Die in Pohlen jetzt erfolgenden starken Aushebungen für die Confoederation veranlaßen viele junge Männer zum Uebertritt in hiesige Provinz. Eben daselbst sollen sich bedeutende Räuber-Banden gebildet haben, und von selbigen bereits beträchtliche Diebstähle verübt worden seyn.

 

Unter der Rubrik von

 

Militair-Sachen

 

haben wir blos allersubmißest anzuzeigen, daß am 16ten v. M. der bisherige französische Gouverneur der Vestung Glogau, Divisions-General, Graf Serras, nach Frankreich zurükgegangen, und der Brigade-General la Planc als Nachfolger deßelben bereits in Glogau eingetroffen ist.

 

Industrie.

 

Der General-Pächter Euer Majestät Domainen-Amtes Herrnstadt, Amtsrath Hagemann, hat den Entschluß gefaßt, eine Runkel-Rüben-Zuker-Fabrique anzulegen, und zu Vollziehung dieses Etablissements bereits Einleitungen getroffen.

 

[57v] Handels-Gegenstände.

 

Wegen der starken Schlacht-Ochsen-Lieferung, welche das Königreich Sachsen an die französische Armee geleistet, wird von dorther seit einiger Zeit in hiesiger Provinz das Rindvieh sehr gesucht und ziemlich gut bezahlt. Auch von pohlnischen Viehhändlern wird dießeits viel Vieh gekauft.

 

Der Handel mit innländischen wollenen Tüchern nach Pohlen ist im abgewichenen Monat lebhafter, als sonst gewesen.

 

Bei den Zoll-Aemtern unseres Departements werden im Monat August c. 681 Stük Schaafe, aber keine Wolle zur Ausfuhr declarirt.

 

Ein dem Handelsstande in Hirschberg gewordenes Schreiben aus Bremen enthält die für den Schlesischen Leinwand-Handel so traurige Nachricht, daß, obgleich zwei Lizenz-Schiffe von London in Bremen angekommen, selbige doch bei ihren Retour-Ladungen keine schlesischen Leinen einnehmen dürfen.
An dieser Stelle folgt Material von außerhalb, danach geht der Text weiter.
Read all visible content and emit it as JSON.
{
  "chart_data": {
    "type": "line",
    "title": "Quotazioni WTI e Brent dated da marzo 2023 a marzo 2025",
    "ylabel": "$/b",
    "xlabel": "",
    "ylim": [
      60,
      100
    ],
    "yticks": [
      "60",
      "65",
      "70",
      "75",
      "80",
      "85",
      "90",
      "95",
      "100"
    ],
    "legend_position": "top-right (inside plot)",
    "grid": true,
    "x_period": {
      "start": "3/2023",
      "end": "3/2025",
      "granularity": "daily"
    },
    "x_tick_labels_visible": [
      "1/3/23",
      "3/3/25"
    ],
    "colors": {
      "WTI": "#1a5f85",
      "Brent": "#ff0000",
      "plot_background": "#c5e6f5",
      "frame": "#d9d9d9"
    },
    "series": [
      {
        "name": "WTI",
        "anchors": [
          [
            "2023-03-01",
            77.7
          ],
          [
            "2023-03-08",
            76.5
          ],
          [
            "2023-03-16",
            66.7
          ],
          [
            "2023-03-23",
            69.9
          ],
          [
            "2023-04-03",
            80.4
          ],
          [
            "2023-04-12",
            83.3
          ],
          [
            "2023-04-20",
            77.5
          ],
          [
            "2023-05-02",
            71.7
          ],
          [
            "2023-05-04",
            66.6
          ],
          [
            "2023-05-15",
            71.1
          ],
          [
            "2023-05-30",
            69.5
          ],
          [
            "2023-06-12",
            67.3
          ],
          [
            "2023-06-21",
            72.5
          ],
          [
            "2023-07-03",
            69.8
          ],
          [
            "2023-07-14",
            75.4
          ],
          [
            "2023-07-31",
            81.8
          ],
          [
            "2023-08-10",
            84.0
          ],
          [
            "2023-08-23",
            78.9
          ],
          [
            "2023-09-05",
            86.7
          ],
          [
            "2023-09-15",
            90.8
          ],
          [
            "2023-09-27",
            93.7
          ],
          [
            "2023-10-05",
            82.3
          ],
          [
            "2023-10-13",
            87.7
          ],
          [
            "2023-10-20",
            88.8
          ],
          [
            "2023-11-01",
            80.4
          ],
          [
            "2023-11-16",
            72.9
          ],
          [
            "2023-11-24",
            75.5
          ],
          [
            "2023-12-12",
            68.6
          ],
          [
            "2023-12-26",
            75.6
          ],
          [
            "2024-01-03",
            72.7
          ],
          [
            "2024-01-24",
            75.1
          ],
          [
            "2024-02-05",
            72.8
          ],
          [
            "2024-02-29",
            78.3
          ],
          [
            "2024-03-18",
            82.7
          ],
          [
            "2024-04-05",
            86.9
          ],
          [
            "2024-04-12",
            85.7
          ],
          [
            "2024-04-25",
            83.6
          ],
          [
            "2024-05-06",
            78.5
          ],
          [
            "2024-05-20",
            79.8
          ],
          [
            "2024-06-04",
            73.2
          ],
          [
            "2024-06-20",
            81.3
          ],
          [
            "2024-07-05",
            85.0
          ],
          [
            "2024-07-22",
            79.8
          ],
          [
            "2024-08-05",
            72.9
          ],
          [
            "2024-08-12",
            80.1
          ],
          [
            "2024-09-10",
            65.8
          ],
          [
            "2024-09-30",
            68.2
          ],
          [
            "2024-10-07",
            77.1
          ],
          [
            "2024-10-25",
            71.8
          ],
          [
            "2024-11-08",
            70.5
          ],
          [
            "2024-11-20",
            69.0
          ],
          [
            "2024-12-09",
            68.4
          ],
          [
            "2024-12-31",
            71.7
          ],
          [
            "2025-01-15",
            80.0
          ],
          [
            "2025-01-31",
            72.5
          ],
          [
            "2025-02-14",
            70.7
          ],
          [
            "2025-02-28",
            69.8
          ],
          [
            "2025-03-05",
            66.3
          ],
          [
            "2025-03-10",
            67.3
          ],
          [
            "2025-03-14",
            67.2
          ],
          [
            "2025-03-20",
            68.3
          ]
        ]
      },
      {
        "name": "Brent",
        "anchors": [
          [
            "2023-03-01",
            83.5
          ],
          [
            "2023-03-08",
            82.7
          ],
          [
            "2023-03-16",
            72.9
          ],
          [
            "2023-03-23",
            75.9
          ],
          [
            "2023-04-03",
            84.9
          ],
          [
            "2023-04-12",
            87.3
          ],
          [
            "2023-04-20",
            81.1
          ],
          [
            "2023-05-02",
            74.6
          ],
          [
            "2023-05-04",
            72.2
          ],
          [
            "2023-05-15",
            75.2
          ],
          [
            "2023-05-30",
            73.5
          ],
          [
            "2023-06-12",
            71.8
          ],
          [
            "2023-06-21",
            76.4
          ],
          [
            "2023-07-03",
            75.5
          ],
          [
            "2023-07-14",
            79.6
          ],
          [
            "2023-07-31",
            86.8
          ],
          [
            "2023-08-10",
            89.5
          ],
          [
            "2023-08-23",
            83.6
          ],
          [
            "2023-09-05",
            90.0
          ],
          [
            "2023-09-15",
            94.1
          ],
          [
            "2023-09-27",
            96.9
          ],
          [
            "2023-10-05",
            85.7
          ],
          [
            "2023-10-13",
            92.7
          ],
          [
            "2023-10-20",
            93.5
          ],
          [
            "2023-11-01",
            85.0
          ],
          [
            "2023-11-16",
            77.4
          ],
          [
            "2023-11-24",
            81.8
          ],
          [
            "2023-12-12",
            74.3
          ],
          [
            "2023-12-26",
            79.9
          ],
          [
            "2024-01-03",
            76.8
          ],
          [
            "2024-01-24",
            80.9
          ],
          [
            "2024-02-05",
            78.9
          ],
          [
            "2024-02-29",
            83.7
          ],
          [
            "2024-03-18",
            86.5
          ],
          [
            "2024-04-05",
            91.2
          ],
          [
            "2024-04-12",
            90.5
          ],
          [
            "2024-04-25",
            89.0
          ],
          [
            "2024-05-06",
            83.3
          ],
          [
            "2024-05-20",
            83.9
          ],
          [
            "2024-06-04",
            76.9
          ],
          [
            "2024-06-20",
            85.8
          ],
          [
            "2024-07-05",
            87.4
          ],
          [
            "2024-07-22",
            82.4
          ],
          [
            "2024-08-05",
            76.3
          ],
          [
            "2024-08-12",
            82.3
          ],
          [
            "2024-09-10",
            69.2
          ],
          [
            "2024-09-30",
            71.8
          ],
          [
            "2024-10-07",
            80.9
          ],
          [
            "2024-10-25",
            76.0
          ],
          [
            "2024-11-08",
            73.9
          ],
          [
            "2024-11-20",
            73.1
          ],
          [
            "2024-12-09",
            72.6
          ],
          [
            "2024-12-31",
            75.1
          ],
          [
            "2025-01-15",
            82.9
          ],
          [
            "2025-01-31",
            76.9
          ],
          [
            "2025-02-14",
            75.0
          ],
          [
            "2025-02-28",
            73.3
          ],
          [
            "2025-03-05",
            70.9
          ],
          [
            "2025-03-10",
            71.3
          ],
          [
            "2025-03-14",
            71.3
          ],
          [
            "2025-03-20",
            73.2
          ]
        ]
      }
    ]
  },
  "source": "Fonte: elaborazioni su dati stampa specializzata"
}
Eben dies soll in Hamburg der Fall gewesen seyn. Die Häfen beider Städte waren von jeher die besten Exportations-Plätze für unsere Leinen-Fabricate, welche von dort keinen Absatz mehr finden werden.

 

Die Quantitaet der in dem Monat August c. bei den Zoll-Aemtern in Hirschberg, Schmiedeberg, Greiffenberg und Warmbrunn zur Exportation angesagten Leinen-Waaren wollen Euer Majestät aus der unter lit: D [58r] beigelegten Nachweisung zu entnehmen geruhen.

 

Veränderungen bei öffentlichen Behörden,

 

in dem hiesigen Regierungs-Departement haben sich im vorigen Monat nicht ereignet.

 

Haupt-Gegenstände unserer kollegialischen Beschäftigung in eben gedachten Monat

 

waren

 

außer denjenigen, welche die allerunterthänigst beigefügten Nummern 32 bis 35 des zweiten Jahrganges unsers Amtsblatts enthalten,

 

die Einleitung der Verhandlungen mit der General-Commission zu Regulirung des Provinzial- und Communal-Kriegs-Schulden-Wesens in Berlin für das Departement unserer Verwaltung.

 

Die Vorlegung des Plans zu einem in hiesiger Stadt errichteten Schullehrer-Seminario.

 

Die Beendigung des Geschäfts der Pferde-Ablieferung nach Glogau für die französische Armee und die deshalb anzulegenden Liquidationen.

 

Die Angelegenheit der Regulirung der Vermögens- und Einkommen-Steuer.

 

Unter der Rubrik:

 

Dringende Reformen und Verbeßerungen [58v] in der Administration

 

haben wir zur Zeit nichts vorzuschlagen.

 

 

Die Schlesische Regierung zu Liegnitz.